Koordinator KSST, Ronald Loblobly (tengah)
SANCAnews.id – Komisi Pemberantasan Korupsi (KPK)
memastikan setiap perkembangan laporan masyarakat akan selalu disampaikan
kepada pihak pelapor. Termasuk terkait laporan dugaan tindak pidana korupsi
yang diduga dilakukan oleh Jaksa Agung Muda Tindak Pidana Korupsi (JPM)
Republik Indonesia, Febrie Adriansyah.
Hal itu disampaikan Juru Bicara KPK Tessa Mahardhika Sugiarto
saat ditanya perkembangan laporan yang disampaikan Koalisi Sipil Selamatkan
Ranjau (KSST) ke KPK pada Mei 2024.
"Setiap laporan yang masuk akan ditindaklanjuti, dan
perkembangan terhadap pelaporan tersebut akan disampaikan kepada pelapor. Baik
itu permintaan data tambahan atau bila perkaranya sudah ditingkatkan ke tingkat
yang lebih lanjut," kata Tessa seperti dilansir RMOL, Rabu (2/10).
Sebelumnya pada Senin (27/5), KSST yang merupakan koalisi
gabungan dari beberapa organisasi masyarakat, seperti Masyarakat Anti Korupsi
Indonesia (MAKI), Jaringan Advokasi Tambang (Jatam), Indonesia Police Watch
(IPW), dan praktisi hukum seperti Deolipa Yumara telah membuat laporan ke KPK.
Koordinator KSST, Ronald Loblobly mengatakan, pihaknya telah
membuat aduan masyarakat kepada KPK terkait indikasi dugaan korupsi yang
dilakukan terhadap lelang aset tambang PT Gunung Bara Utama yang dilakukan oleh
pihak Kejagung.
"Terlapornya Jampidsus, kemudian penilai aset PPA
Kejaksaan Agung juga, kemudian dari DJKN dan lainnya," kata Ronald kepada
wartawan di Gedung Merah Putih KPK, Jalan Kuningan Persada Kav 4, Setiabudi,
Jakarta Selatan, Senin siang (27/5).
Sementara dari berkas laporan, pihak-pihak yang dilaporkan
ada 4 orang, yakni Kepala Pusat PPA Kejagung RI selaku Penentu Harga Limit
Lelang berinisial ST; lalu Febrie Adriansyah selaku Jampidsus Kejagung RI dan
selaku pejabat yang memberikan persetujuan atas nilai limit lelang; pejabat
DJKN bersama-sama Kantor Jasa Penilai Publik (KJPP) selaku pembuat appraisal;
serta Andrew Hidayat, Budi Simin Santoso, Yoga Susilo yang diduga selaku
beneficial owner atau pemilik manfaat PT Indobara Utama Mandiri.
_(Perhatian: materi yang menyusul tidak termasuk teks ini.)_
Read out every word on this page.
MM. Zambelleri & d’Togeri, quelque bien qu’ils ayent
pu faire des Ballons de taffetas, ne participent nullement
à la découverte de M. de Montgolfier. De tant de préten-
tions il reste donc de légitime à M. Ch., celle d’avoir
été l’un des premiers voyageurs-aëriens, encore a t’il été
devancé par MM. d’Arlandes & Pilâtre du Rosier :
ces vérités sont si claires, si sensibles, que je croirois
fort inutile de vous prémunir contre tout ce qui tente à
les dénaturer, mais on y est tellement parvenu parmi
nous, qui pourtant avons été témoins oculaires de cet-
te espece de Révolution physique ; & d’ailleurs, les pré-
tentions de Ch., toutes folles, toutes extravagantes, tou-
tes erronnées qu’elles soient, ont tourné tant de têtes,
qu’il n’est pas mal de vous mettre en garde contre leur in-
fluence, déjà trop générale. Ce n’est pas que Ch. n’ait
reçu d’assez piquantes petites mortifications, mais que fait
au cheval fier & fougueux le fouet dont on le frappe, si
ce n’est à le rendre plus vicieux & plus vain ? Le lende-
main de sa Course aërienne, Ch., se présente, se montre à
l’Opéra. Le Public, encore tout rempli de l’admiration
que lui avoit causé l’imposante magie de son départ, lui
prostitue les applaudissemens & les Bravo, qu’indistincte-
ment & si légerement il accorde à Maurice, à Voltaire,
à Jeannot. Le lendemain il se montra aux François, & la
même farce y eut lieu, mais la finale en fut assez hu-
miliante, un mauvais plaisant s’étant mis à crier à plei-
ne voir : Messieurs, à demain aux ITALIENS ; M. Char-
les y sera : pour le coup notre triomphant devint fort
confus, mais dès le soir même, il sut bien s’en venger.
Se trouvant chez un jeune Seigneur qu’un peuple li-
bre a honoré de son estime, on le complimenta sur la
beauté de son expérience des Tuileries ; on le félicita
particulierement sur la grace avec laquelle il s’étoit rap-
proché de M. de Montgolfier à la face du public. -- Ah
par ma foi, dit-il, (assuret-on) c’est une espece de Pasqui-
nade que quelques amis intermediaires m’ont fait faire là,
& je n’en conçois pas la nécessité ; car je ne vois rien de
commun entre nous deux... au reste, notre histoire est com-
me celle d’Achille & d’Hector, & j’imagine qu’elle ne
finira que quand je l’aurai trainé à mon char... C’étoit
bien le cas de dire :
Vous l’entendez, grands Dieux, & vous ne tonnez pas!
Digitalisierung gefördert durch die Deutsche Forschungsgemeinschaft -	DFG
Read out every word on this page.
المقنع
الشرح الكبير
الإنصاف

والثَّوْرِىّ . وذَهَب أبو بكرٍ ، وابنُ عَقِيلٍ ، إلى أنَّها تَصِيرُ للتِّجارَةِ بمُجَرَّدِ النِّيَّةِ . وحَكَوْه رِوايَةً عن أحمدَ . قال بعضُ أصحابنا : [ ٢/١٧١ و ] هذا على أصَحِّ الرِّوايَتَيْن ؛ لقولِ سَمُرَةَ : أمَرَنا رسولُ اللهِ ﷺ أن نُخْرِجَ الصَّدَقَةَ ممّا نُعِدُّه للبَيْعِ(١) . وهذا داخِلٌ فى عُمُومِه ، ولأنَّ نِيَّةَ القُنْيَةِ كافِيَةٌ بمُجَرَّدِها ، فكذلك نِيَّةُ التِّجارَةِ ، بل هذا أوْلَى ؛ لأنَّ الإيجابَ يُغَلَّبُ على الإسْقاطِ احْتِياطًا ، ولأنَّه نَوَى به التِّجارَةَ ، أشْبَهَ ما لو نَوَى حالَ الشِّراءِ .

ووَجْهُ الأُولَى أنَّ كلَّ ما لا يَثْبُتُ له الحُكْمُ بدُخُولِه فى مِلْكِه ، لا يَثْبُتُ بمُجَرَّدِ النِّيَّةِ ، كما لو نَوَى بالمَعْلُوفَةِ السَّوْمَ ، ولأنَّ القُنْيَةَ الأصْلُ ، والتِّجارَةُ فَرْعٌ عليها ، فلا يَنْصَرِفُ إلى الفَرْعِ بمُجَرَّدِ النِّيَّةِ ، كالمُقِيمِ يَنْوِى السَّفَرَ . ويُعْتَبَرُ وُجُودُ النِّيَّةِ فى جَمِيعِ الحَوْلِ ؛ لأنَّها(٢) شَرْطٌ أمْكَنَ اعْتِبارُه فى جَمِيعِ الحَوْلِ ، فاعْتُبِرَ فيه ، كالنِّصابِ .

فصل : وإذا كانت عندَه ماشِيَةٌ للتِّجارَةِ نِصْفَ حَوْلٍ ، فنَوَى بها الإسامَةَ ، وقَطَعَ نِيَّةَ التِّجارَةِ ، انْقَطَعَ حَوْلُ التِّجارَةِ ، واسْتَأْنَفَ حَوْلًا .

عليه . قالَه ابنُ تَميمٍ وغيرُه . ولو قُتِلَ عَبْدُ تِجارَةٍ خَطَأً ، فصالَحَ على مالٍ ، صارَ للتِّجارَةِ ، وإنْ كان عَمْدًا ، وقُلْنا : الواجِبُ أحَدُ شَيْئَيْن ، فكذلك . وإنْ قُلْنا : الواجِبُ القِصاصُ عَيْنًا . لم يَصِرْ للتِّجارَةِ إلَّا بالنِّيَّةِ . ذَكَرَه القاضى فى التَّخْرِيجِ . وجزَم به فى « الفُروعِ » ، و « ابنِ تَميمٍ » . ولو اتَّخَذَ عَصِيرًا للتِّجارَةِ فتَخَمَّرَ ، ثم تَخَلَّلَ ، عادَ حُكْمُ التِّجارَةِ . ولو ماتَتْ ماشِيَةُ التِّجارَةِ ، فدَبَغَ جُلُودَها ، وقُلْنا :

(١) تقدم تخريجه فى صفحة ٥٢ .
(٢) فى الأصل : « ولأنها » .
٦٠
"Iya kerugian negara, ada kerugian negara terhadap aset
saham tersebut. Bahwa nilainya tidak sesuai dengan kerugian yang sudah terjadi
terhadap negara. Jadi kerugiannya itu kita taksir senilai Rp11 triliun, tapi
dilelang hanya kemudian senilai Rp1,9 triliun. Berarti ada indikasi kerugian
Rp9 triliun," pungkas Ronald.
Sementara itu, pengacara Deolipa Yumara mengatakan, terdapat
adanya persengkongkolan jahat dalam proses lelang barang rampasan benda sita
korupsi berupa 1 paket saham PT Gunung Bara Utama yang dimenangkan PT Indobara
Utama Mandiri dengan harga penawaran sebesar Rp1,945 triliun yang diduga
merugikan keuangan negara sekitar Rp9,7 triliun.
"Pemenang lelang ini adalah satu perusahaan yang baru
berdiri, belum sampai 5 bulan berdiri nih perusahaan, bahkan ketika ada
penjelasan lelang ini perusahaan baru berdiri 10 hari sebelumnya. Perusahaan
inilah kemudian yang memenangkan lelang," katanya.
"Sementara isi perusahaan ini kan uangnya belum ada,
tapi dia menang lelang. Dan peserta lelang cuma 1 peserta ini saja. Ini lah
yang diduga adanya kongkalikong dari proses lelang ini," sambung Deolipa
yang turut didampingi Ketua IPW Sugeng Teguh Santoso. (*)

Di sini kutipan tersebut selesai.